Advantages of DAO Recycling:
- The speed of community activation, when you’re re-activating and replenishing an existing community. Like a dormant volcano, dormant DAOs may become explosive upon reactivation!
- Opportunities to establish inter-DAO networks around short or long-term objectives. Such community cross-cultivation could serve to break down the “tribalism” often associated with online communities.
- The chance to leverage and increase the value of existing DAO work, both on the level of community building and technical development.
Questions Raised through DAO Recycling Process:
As previously mentioned, reactivating a DAO can create interesting opportunities for community cross-pollination. However, what are the politics of entering another community’s DAO in a context of non-transferable reputation? Does it imply inequitable relations, where certain members feel like guests within the other DAO community until they gain reputation parity?
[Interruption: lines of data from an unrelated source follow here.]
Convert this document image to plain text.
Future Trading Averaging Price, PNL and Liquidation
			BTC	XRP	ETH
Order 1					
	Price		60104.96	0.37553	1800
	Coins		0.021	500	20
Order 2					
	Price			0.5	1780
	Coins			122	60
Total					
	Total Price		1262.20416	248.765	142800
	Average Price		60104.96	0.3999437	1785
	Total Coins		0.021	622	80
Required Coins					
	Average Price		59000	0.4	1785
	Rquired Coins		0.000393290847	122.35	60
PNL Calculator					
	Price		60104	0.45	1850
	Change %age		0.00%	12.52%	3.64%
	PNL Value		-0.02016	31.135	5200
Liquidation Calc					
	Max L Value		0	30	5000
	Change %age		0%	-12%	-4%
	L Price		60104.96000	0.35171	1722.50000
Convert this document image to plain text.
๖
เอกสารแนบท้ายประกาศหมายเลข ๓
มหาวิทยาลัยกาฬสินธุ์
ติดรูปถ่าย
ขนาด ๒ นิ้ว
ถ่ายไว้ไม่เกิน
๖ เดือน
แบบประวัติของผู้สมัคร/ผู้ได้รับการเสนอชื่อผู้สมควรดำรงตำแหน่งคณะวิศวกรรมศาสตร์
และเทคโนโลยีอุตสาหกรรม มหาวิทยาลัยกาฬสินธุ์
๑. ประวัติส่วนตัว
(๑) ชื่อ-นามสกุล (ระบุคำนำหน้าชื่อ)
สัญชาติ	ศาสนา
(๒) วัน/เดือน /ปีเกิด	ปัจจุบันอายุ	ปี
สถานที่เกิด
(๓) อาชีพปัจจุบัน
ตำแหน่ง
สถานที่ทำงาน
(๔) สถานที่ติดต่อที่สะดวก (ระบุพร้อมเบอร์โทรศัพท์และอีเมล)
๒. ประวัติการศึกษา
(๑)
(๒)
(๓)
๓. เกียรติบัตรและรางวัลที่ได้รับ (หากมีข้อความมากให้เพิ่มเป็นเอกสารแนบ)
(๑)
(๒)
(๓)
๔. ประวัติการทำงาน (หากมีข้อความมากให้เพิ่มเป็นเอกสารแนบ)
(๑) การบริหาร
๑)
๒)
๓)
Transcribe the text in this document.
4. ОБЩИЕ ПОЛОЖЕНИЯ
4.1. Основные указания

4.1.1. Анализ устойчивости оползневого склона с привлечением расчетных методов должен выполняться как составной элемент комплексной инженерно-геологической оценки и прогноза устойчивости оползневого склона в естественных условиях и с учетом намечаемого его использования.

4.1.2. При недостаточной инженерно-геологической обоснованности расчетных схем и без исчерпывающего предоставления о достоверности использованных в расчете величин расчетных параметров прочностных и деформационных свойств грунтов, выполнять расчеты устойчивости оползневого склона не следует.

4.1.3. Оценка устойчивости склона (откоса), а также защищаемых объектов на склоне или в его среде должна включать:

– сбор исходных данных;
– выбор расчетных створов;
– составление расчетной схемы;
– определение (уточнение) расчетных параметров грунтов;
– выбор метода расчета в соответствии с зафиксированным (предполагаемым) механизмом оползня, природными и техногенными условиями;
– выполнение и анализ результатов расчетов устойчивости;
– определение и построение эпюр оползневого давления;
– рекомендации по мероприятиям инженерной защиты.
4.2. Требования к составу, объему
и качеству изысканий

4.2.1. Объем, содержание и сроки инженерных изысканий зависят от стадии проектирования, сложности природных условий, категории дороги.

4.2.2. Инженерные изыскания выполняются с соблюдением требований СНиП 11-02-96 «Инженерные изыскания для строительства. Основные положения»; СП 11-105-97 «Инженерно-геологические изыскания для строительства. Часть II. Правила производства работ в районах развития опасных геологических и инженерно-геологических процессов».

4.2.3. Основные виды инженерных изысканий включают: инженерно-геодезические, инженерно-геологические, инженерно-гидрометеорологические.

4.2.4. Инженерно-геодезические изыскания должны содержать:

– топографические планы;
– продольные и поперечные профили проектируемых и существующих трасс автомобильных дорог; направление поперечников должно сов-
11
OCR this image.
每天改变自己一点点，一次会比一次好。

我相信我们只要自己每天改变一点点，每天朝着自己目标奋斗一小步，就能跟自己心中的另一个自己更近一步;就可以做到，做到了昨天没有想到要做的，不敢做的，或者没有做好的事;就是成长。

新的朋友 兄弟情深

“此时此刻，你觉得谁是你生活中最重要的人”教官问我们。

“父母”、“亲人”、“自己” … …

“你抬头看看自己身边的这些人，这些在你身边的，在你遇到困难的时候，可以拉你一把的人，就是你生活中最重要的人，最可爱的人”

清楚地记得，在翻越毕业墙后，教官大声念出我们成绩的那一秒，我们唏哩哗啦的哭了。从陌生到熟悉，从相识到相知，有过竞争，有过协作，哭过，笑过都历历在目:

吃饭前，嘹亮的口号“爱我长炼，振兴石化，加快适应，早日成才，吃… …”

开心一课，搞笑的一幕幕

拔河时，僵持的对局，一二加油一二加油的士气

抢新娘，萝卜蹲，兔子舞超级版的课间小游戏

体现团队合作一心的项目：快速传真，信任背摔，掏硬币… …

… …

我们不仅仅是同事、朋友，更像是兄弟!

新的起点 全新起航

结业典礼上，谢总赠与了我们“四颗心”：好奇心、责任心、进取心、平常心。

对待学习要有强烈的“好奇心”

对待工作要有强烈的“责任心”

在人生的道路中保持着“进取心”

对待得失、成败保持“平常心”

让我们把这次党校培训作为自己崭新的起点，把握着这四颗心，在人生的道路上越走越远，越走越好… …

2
This mirrors pressing social-political issues around global migration (a topic for more detailed discussion another day!), as well as broad questions surrounding how different systems of value meet, mix and collide in a rapidly interconnecting world. Can DAOs be used to create dialogue-enabling “interfaces”, providing visibility for local communities on a globally decentralized stage? Is a fractal approach to DAOs — wherein global DAOs are seen as a network of smaller-DAO nodes that pool reputation to advocate for their causes — a possible avenue to avoid the marginalisation of minorities associated with centralized systems of power? These power dynamics become clear through the process of recycling a DAO, but they are waiting dormant in most globally distributed DAOs.
Do you have a pre-loved DAO, hungry to be redeployed in a new and different context? We encourage anyone to take on this challenge of re-using and recycling discarded DAO systems and share their insights on this process!